I love to try new dishes, particularly from other parts of India which I am not so familiar with. I recently tried out a Kerala dish called , "Ulli Theeyal" which gets its name from "Ulli" being the name for shallots (small onions) in Malayalam, while "theeyal" is the word for a roasted curry. Shallots are cooked in roasted coconut gravy to make this delicious dish.

My friend Rema Srinivas Kamath, who is from Kerala, pointed me to this dish, which I have adapted from  "Ulli Theeyal" from the "Kothiyavun" blog. I tried it out and we had this with rice. It was delicious.





Ingredients:
  •  Shallots, peeled and sliced into thin pieces, 15-20 # ( I kept  them whole)
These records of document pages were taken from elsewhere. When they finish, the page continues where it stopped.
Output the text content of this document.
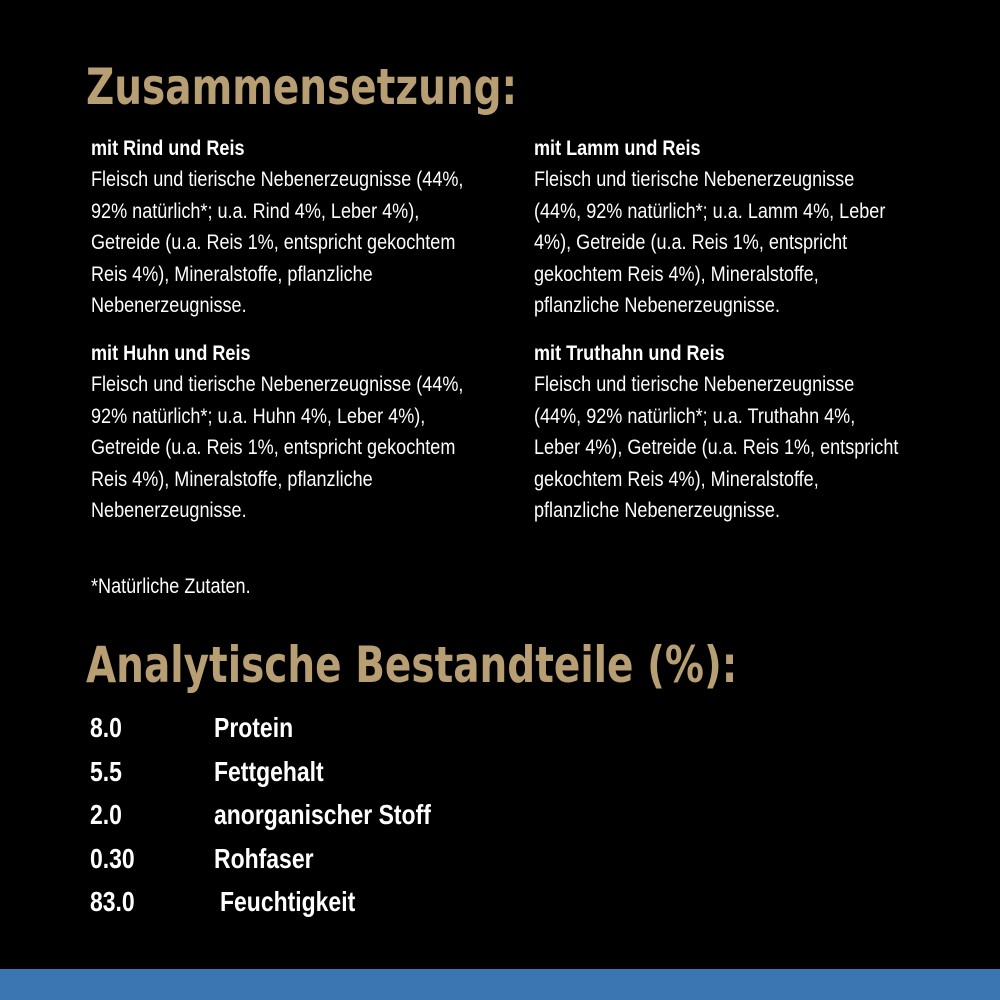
Zusammensetzung:
mit Rind und Reis
Fleisch und tierische Nebenerzeugnisse (44%,
92% natürlich*; u.a. Rind 4%, Leber 4%),
Getreide (u.a. Reis 1%, entspricht gekochtem
Reis 4%), Mineralstoffe, pflanzliche
Nebenerzeugnisse.
mit Lamm und Reis
Fleisch und tierische Nebenerzeugnisse
(44%, 92% natürlich*; u.a. Lamm 4%, Leber
4%), Getreide (u.a. Reis 1%, entspricht
gekochtem Reis 4%), Mineralstoffe,
pflanzliche Nebenerzeugnisse.
mit Huhn und Reis
Fleisch und tierische Nebenerzeugnisse (44%,
92% natürlich*; u.a. Huhn 4%, Leber 4%),
Getreide (u.a. Reis 1%, entspricht gekochtem
Reis 4%), Mineralstoffe, pflanzliche
Nebenerzeugnisse.
mit Truthahn und Reis
Fleisch und tierische Nebenerzeugnisse
(44%, 92% natürlich*; u.a. Truthahn 4%,
Leber 4%), Getreide (u.a. Reis 1%, entspricht
gekochtem Reis 4%), Mineralstoffe,
pflanzliche Nebenerzeugnisse.
*Natürliche Zutaten.
Analytische Bestandteile (%):
8.0	Protein
5.5	Fettgehalt
2.0	anorganischer Stoff
0.30	Rohfaser
83.0	Feuchtigkeit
  • Tamarind, small, lemon-sized, 1
  • Grated Coconut, 1/2 cup
  • Dried Red Chillies, 5-6
  • Coriander Seeds, 1 and 1/2 tsp
  • Cumin Seeds, 1/4 tsp
  • Whole Black Pepper, 5-10
  • Turmeric Powder, 1/4 tsp
  • Asafoetida, a pinch
  • Fenugreek Powder, a pinch
  • Mustard Seeds, 1/2 tsp
  • Curry leaves, a few
  • Sugar, a pinch ( optional)
  • Salt, to taste
  • Oil, as needed
Method:
Slice the shallots lengthwise into thin pieces.
Soak tamarind in 1/2 cup of warm water and take out the extract.
Heat 1 tsp of oil and stir fry the red chilly, coriander seeds, cumin seeds, black pepper corns, grated coconut and turmeric powder till it gives off an aroma and turns brown. Take care not to burn the spices.
Keep it aside and let it cool.
Grind it to a smooth paste
Heat 2 tbsp. oil and splutter mustard seeds, add curry leaves, sliced shallots.
Saute till shallots turn light brown,
Add asafoetida, salt, fenugreek powder, into it and saute for a while.
Add tamarind extract and allow it to boil for 4-5 minutes, stirring occasionally.
Add water, if necessary.
Add the ground paste and sugar and simmer for another 3-4 minutes
Remove from fire and serve hot with steamed rice.